Согласно Ницше, философ «не должен искажать путем ложно построенных умозаключений и диалектики вещи и мысли, к которым он пришел иным путем… Не следует ни скрывать, ни извращать тот истинный путь, которым пришли к нам мысли. Самые глубокие, самые неисчерпаемые книги навсегда, наверное, сохранят частицу афористичного и непредсказуемого духа Мыслей Паскаля».
«Не следует ни скрывать, ни извращать истинный путь, которым пришли к нам наши мысли»: я нахожу это требование замечательным и хочу заметить, что, начиная с Авроры, все главы во всех его книгах написаны одним абзацем: для того, чтобы мысль была высказана на одном дыхании; чтобы запечатлеть ее такой, какой она явилась, примчавшись к философу, — стремительной и пляшущей.
Желание Ницше сохранить «истинный путь», которым пришли к нему мысли, неотделимо от другого его требования, которое столь же привлекает меня, как и первое: противиться искушению обратить свои мысли в систему.
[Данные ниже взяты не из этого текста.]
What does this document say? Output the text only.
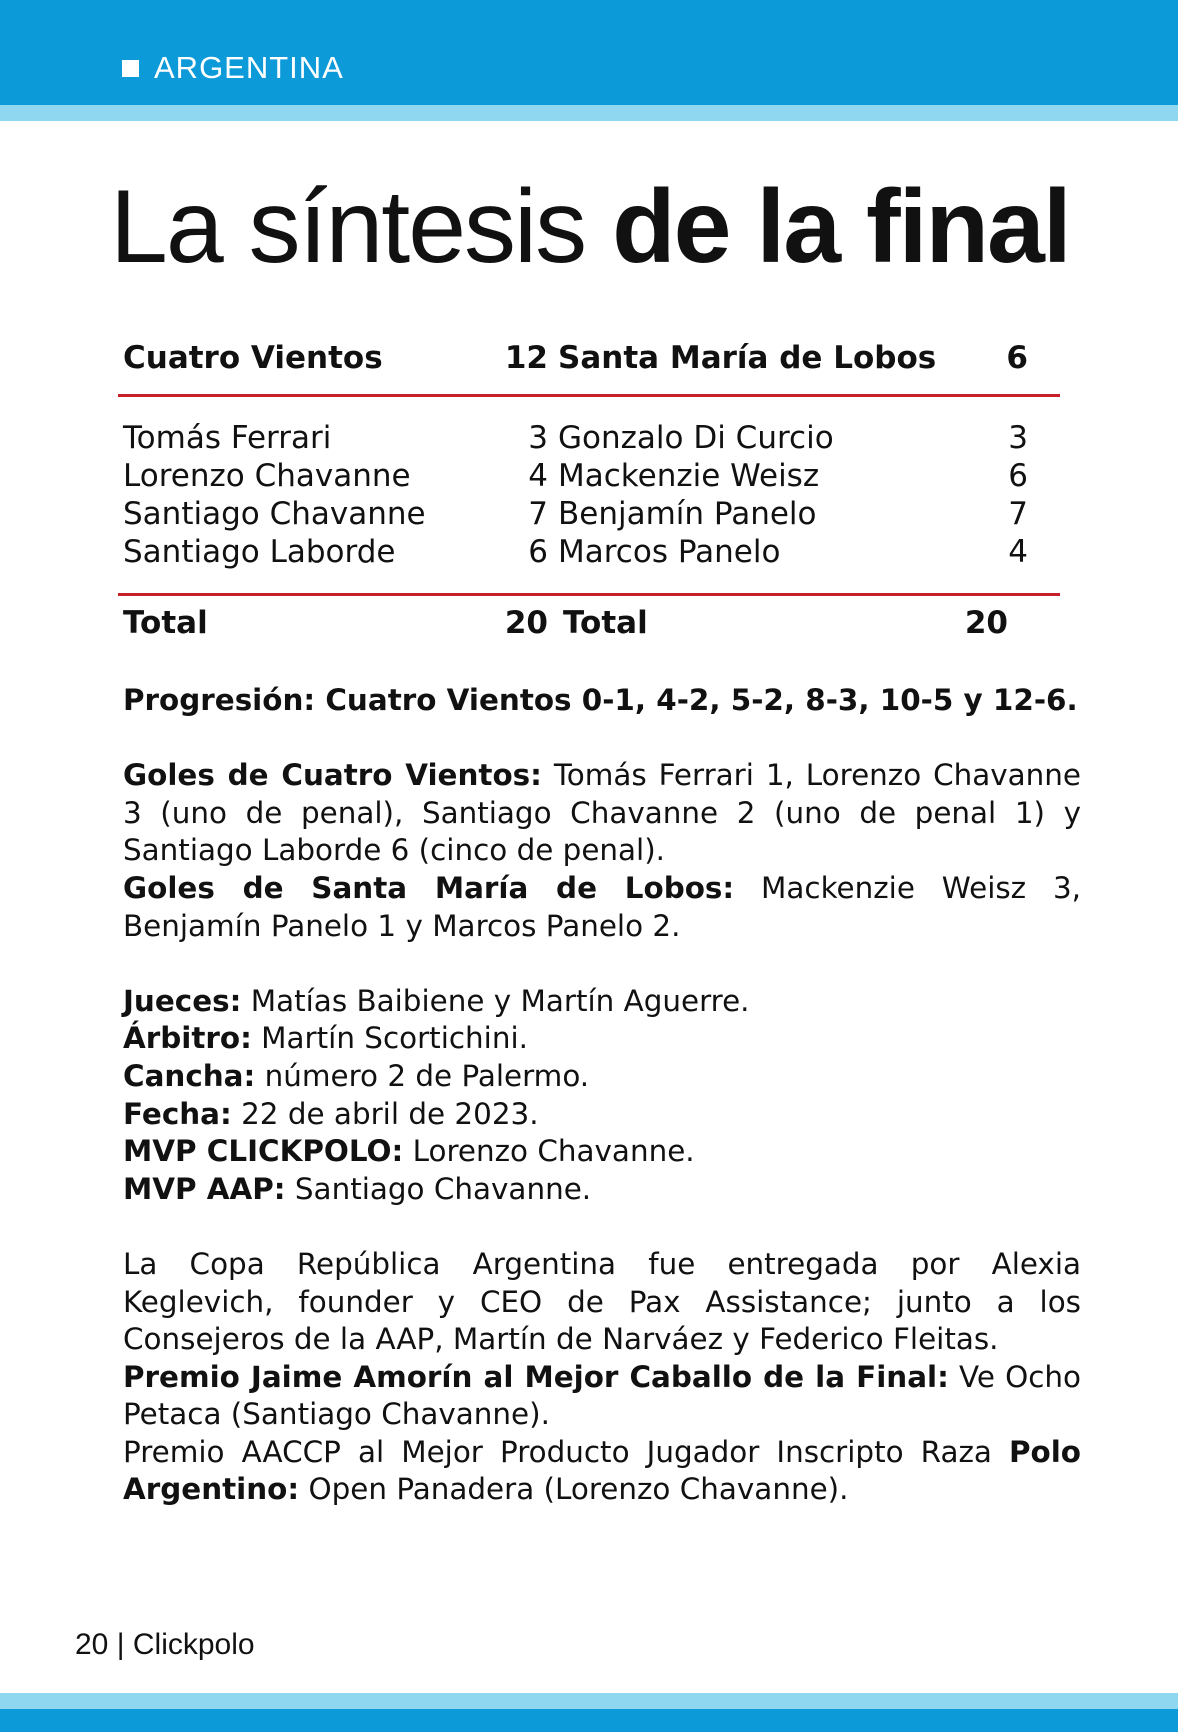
ARGENTINA
La síntesis de la final
Cuatro Vientos	12 Santa María de Lobos	6
Tomás Ferrari	3 Gonzalo Di Curcio	3
Lorenzo Chavanne	4 Mackenzie Weisz	6
Santiago Chavanne	7 Benjamín Panelo	7
Santiago Laborde	6 Marcos Panelo	4
Total	20 Total	20

Progresión: Cuatro Vientos 0-1, 4-2, 5-2, 8-3, 10-5 y 12-6.

Goles de Cuatro Vientos: Tomás Ferrari 1, Lorenzo Chavanne 3 (uno de penal), Santiago Chavanne 2 (uno de penal 1) y Santiago Laborde 6 (cinco de penal).

Goles de Santa María de Lobos: Mackenzie Weisz 3, Benjamín Panelo 1 y Marcos Panelo 2.

Jueces: Matías Baibiene y Martín Aguerre.

Árbitro: Martín Scortichini.

Cancha: número 2 de Palermo.

Fecha: 22 de abril de 2023.

MVP CLICKPOLO: Lorenzo Chavanne.

MVP AAP: Santiago Chavanne.

La Copa República Argentina fue entregada por Alexia Keglevich, founder y CEO de Pax Assistance; junto a los Consejeros de la AAP, Martín de Narváez y Federico Fleitas.

Premio Jaime Amorín al Mejor Caballo de la Final: Ve Ocho Petaca (Santiago Chavanne).

Premio AACCP al Mejor Producto Jugador Inscripto Raza Polo Argentino: Open Panadera (Lorenzo Chavanne).

20 | Clickpolo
Философские системы «предстают сегодня жалкими и подавленными, если вообще их можно назвать достойными представления». Атака метит в неизбежный догматизм систематизирующей мысли не меньше, чем в ее форму: «комедия создателей систем»: желая заполнить свою систему и округлить окружающий ее горизонт, они поневоле стараются выставить напоказ свои слабые стороны в том же стиле, что и свои сильные стороны».
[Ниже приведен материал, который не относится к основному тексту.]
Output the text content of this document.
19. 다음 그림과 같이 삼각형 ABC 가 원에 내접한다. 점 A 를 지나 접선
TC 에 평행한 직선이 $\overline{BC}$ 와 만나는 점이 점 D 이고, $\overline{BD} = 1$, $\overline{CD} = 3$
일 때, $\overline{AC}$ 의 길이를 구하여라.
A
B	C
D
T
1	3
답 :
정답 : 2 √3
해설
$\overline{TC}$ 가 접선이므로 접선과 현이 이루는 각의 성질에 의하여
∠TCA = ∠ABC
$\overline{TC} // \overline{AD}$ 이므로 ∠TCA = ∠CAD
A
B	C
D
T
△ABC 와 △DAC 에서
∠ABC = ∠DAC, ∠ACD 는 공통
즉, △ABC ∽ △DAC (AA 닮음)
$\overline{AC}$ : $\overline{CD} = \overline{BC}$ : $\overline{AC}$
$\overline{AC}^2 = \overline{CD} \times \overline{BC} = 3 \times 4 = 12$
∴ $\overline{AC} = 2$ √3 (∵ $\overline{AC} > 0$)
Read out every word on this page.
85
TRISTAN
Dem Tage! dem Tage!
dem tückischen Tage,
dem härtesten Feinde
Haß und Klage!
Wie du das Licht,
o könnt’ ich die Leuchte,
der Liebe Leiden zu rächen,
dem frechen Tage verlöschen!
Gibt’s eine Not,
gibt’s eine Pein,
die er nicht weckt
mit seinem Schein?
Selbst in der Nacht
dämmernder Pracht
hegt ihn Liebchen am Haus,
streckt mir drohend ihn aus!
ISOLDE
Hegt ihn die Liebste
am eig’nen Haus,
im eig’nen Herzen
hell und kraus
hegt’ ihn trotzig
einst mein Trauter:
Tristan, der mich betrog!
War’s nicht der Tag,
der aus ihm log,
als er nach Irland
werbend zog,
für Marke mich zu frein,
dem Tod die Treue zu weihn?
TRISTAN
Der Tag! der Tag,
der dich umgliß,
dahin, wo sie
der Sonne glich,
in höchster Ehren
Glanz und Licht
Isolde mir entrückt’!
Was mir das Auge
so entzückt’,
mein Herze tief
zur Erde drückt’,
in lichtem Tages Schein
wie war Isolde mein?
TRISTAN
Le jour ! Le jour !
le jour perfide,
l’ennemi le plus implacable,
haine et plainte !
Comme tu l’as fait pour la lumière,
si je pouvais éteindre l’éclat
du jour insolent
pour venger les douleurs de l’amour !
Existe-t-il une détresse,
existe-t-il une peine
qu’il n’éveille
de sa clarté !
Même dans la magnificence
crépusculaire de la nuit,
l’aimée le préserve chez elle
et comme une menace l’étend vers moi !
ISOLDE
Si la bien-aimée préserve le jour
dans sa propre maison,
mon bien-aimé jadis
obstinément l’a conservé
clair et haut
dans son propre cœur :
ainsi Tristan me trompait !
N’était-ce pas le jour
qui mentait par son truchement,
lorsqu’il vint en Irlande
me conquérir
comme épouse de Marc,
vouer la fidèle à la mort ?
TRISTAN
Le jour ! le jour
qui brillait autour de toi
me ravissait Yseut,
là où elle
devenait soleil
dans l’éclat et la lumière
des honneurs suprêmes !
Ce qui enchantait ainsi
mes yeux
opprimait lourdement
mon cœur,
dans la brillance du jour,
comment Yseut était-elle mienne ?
Последние слова выделены мною: философский трактат, излагающий некую систему, обречен на наличие слабых пассажей; не потому, что философу не хватает таланта, а потому, что того требует форма трактата; ибо, прежде чем прийти к новаторским заключениям, философ должен разъяснить то, что думают по поводу данной проблемы другие, должен оспорить их мнение, предложить иные решения, выбрать наилучшее из них, привести аргументы в его защиту, как неожиданные, так и само собой разумеющиеся, и т. д., поэтому читателю хочется перескакивать через страницы, чтобы наконец добраться до самой сути, до подлинной мысли философа.
Гегель в своей Эстетике представляет нам великолепный синтетический образ искусства: мы заворожены этим орлиным взором; хотя сам текст вовсе не завораживает, он не показывает нам мысль столь же соблазнительной, какой она предстала, примчавшись к философу. «Желая заполнить свою систему», Гегель выписывает каждую ее деталь, клеточка за клеточкой, сантиметр за сантиметром, так что его Эстетика создает впечатление произведения, над которым сообща трудились один орел и сотни доблестных пауков, которые ткали паутину, чтобы затянуть ею все потаенные уголки.
Для Андре Бретона (Манифест сюрреализма) роман — это «низший жанр»; его стиль — «голая и простая информация»; приводимые данные носят «бесполезно частный» характер («от меня не утаивается ни одно из колебаний, связанных с персонажами: будет ли он блондином, как его будут звать?..); это же относится и к описаниям — «ничто не поддается сравнению с их ничтожностью; это чередование картинок из каталога»; в качестве примера приводится цитата из Преступления и наказания, описание комнаты Раскольникова с комментариями: «Кто-то может утверждать, что этот ученический рисунок — на своем месте и что автор имеет свои собственные основания, чтобы докучать мне в этой части книги». Но Бретон не считает эти доводы серьезными, так как: «…я не отмечаю ничтожные моменты своей жизни». Затем психология: затянутые описания, из которых все известно заранее: «…этот герой, действия и реакции которого блестящим образом предвосхищены, не чувствует себя вправе нарушать расчеты, объектом которых он является (при этом делая вид, что нарушает их)».